Gregoretti :Salvini, ora qualcun altro dira’ quel che ha fatto  “‘Adesso sara’ qualcun altro a dover dire quello che ha fatto”. L’ha detto il leader della Lega Matteo Salvini nella conferenza stampa a Catania, dopo l’udienza preliminare sul caso Gregoretti.
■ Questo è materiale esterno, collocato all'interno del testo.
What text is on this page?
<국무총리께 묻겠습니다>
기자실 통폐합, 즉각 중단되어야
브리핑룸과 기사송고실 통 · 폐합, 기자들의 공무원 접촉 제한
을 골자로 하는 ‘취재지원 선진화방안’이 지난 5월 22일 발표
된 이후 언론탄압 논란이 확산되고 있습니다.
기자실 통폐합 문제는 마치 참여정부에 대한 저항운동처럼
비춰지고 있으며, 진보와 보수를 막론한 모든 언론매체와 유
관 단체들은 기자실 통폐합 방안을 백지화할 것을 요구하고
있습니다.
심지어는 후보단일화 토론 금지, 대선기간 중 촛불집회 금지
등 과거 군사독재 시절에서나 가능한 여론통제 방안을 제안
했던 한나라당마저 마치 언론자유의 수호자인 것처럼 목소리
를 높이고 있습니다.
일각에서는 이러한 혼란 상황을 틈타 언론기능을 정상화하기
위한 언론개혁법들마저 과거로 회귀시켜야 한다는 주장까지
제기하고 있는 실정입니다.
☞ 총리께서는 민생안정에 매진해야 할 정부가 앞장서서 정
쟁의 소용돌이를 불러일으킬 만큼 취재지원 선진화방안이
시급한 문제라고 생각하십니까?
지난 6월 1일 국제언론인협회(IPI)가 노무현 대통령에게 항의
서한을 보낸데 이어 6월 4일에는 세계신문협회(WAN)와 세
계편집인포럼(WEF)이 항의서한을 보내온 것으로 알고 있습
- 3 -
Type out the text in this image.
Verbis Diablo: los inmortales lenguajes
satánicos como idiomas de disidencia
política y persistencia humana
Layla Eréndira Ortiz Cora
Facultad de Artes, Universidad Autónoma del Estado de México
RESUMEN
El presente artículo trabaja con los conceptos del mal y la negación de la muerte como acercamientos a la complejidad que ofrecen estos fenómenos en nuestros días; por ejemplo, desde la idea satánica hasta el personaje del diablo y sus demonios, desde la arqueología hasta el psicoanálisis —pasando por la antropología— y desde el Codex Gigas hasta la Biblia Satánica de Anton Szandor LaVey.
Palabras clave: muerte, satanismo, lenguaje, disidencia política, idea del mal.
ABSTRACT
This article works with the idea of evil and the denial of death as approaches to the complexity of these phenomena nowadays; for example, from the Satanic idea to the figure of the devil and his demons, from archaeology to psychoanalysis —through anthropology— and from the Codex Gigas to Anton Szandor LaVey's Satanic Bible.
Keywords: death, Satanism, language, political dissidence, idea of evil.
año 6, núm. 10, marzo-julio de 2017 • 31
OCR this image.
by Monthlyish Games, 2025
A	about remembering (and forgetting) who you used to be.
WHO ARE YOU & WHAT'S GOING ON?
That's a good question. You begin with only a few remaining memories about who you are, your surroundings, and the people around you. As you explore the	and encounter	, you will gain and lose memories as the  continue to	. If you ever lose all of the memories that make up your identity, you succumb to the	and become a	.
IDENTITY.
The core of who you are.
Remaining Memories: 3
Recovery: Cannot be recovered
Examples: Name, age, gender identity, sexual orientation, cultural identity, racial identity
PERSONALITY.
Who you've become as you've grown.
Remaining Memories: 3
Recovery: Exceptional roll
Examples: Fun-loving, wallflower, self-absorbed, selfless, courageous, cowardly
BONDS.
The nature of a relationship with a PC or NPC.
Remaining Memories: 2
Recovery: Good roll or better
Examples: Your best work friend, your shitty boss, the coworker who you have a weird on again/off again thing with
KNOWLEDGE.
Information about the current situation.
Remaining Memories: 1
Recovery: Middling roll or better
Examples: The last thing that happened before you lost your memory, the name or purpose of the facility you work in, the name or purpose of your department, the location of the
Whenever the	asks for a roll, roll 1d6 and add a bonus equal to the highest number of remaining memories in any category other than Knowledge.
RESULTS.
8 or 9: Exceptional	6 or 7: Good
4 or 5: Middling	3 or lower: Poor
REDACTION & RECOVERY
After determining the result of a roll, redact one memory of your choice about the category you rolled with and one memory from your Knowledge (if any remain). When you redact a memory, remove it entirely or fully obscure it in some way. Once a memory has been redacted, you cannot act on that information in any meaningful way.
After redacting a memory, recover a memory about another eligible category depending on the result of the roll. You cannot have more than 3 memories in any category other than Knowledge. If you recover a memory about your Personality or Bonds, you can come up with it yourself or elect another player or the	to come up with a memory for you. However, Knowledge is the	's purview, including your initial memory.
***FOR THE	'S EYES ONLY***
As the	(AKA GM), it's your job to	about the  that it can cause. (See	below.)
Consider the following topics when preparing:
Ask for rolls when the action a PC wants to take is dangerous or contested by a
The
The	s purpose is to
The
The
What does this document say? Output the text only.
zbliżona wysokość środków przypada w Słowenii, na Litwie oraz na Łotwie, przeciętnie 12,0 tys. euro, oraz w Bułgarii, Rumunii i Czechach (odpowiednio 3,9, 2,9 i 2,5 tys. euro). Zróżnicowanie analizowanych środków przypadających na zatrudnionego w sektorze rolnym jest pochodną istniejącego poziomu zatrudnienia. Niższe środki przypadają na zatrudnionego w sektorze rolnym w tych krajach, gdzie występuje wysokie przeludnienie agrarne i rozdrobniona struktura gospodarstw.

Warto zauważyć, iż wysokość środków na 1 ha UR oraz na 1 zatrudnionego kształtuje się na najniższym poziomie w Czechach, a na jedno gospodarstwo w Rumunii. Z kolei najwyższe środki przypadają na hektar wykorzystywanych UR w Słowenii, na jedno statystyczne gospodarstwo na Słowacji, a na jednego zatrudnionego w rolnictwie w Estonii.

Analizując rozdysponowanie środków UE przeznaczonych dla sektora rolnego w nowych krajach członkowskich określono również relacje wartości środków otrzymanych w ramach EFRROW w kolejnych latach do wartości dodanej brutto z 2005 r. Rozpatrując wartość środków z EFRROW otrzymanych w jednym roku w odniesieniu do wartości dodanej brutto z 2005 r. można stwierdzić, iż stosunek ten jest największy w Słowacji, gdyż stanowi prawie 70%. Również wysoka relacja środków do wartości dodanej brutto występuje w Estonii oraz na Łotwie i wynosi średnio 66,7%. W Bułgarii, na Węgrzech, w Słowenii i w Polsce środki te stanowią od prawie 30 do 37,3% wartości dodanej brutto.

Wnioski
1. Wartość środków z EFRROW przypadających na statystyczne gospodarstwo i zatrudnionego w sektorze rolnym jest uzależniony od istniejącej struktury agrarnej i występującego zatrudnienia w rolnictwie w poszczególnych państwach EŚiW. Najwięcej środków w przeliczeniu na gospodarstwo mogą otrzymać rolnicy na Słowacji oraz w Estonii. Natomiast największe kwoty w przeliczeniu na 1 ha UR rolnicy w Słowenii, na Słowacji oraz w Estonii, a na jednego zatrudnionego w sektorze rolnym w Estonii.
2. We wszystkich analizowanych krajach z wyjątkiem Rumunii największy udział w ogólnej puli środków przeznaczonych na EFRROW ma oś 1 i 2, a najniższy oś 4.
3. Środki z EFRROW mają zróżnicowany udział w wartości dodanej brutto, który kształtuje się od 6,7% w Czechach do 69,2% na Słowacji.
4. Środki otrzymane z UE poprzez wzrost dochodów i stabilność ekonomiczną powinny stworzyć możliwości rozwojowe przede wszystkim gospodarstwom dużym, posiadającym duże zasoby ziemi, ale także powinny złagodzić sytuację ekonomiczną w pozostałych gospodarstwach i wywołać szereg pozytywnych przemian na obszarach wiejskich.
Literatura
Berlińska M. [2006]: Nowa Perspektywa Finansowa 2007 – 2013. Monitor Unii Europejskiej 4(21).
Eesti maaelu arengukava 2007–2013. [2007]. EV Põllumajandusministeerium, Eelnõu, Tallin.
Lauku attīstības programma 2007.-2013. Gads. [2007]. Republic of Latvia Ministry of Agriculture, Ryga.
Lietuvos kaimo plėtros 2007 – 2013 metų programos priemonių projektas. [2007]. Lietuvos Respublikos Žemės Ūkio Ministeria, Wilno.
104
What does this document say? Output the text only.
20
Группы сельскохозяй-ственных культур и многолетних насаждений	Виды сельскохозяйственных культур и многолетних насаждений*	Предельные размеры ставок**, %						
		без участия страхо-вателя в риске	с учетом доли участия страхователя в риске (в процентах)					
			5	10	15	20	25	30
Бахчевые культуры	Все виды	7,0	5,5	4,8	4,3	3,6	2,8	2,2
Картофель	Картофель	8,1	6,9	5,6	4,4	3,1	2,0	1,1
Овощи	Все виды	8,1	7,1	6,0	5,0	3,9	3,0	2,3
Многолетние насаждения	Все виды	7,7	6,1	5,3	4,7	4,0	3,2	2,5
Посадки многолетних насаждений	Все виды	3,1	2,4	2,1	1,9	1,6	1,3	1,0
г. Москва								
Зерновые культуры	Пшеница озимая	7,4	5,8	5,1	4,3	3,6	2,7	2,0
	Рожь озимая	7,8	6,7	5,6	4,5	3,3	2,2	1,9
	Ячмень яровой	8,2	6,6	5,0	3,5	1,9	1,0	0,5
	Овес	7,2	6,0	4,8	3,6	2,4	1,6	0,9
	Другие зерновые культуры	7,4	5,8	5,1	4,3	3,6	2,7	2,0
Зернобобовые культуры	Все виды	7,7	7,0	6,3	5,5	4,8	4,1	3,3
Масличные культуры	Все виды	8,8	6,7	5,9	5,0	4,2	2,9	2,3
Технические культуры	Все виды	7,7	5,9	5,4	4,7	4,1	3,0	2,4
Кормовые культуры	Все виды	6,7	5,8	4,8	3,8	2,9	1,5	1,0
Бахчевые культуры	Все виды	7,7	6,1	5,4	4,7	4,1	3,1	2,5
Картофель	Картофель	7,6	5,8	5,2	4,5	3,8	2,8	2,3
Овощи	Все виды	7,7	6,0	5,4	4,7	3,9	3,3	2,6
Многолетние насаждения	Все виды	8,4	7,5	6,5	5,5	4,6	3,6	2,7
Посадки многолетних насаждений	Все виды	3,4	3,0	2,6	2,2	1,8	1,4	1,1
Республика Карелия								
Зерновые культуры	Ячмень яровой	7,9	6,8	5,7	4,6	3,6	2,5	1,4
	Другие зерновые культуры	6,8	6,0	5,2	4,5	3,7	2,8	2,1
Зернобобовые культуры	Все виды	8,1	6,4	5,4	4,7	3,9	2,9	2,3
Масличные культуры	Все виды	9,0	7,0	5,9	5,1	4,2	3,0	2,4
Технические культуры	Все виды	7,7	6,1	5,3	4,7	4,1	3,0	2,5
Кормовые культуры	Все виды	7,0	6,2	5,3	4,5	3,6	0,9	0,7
E ha aggiunto: “Secondo me, il giudice potrebbe sentire anche altri”, oltre al premier e ai ministri convocati a novembre.

Gregoretti: Bongiorno, procedura come da intesa con il M5S – “Abbiamo sottolineato che la procedura seguita per il caso Gregoretti non era iniziativa estemporanea di Salvini che voleva sequestrare le persone ma la scelta di attendere, prima di far sbarcare i migranti, nell’ambito di una procedura cosi’ come prevista nel contratto di governo e dal Consiglio europeo del 2018”. Cosi’ Giulia Bongiorno nel ruolo di avvocato di Matteo Salvini, il leader della Lega oggi al tribunale di Catania per l’udienza preliminare sul caso Gregoretti.

CASO GREGORETTI: ORDINANZA GUP, ‘VERIFICARE SBARCHI, ANCHE DI SECONDO GOVERNO CONTE’ –

“Premesso che la vicenda processuale sorge da un manifesto contrasto di giudizi tra la procura distrettuale e il tribunale dei ministri di Catania, e’ compito di questo organo giudicante vista la complessità e l’impegno per la valutazione del fascicolo di assumere prove per la decisione di merito”. E’ quanto scrive il Gup Nunzio Sarpietro nel provvedimento con cui dispone nuovi atti istruttori sul caso della nave Gregoretti.

Sono due le ‘direzioni’ indicate nell’ordinanza dal Giudice dell’udienza preliminare: “una di acquisizioni documentali e l’altra di assunzione testimoniale di soggetti qualificati e informati sui fatti di causa”. Tra i primi “accertare quanti e quali episodi di sbarchi di migranti simili sotto il profilo degli accadimenti quello della nave Gregoretti si siano verificati nel periodo in cui l’inquisito rivestiva la carica di ministro dell’interno estendo l’accertamento anche ad altri sbarchi avvenuti successivamente anche quando e’ cambiata la compagine di Governo (Conte 2)“. “Sugli sbarchi devono essere accertati dalla polizia giudiziaria: la data dell’evento, la narrazione degli accadimenti che hanno preceduto lo sbarco, la data di indicazione del pos (porto sicuro) e l’accertamento di quale organo lo ha adottato, verifica degli eventuali procedimenti penali instaurati in relazione ai diversi eventi di sbarco”.

“Per fare fare un’adeguata verifica adottata a livello governativo, in materia di immigrazione all’epoca dei fatti e ai rapporti con l’Ue anche con riferimento al cosiddetto ‘Patto di governo’evidenzia infine il Gup Sarpietro occorre assumere a verbale il premier Giuseppe Conte, l’allora vicepremier Luigi Di Maio, l’ex ministro dei Trasporti Danilo Toninelli, l’ex ministro della Difesa Elisabetta Trenta, l’ambasciatore Maurizio Massari e il ministro dell’Interno Luciana Lamorgese”.

CASO GREGORETTI: LE PEN, ‘VERGOGNOSO PORTARE SALVINI IN TRIBUNALE, TUTTO IL MIO SOSTEGNO’

“Tutto il mio sostegno e quello del Rassemblement National al nostro amico e alleato Matteo Salvini”. E’ quanto scrive in un tweet Marine Le Pen. “E’ una totale vergogna portare in tribunale un leader politico per aver impedito l’invasione di migranti!”, aggiunge, con lhashtag #iostoconSalvini‘.

“Abbiamo già la sentenza: Salvini merda’. È la scritta spray su uno striscione sistemato sopra un furgone a Catania giunto ora in piazza Trento, a poca distanza dal palazzo di giustizia dove è in corso l’udienza preliminare per il caso Gregoretti.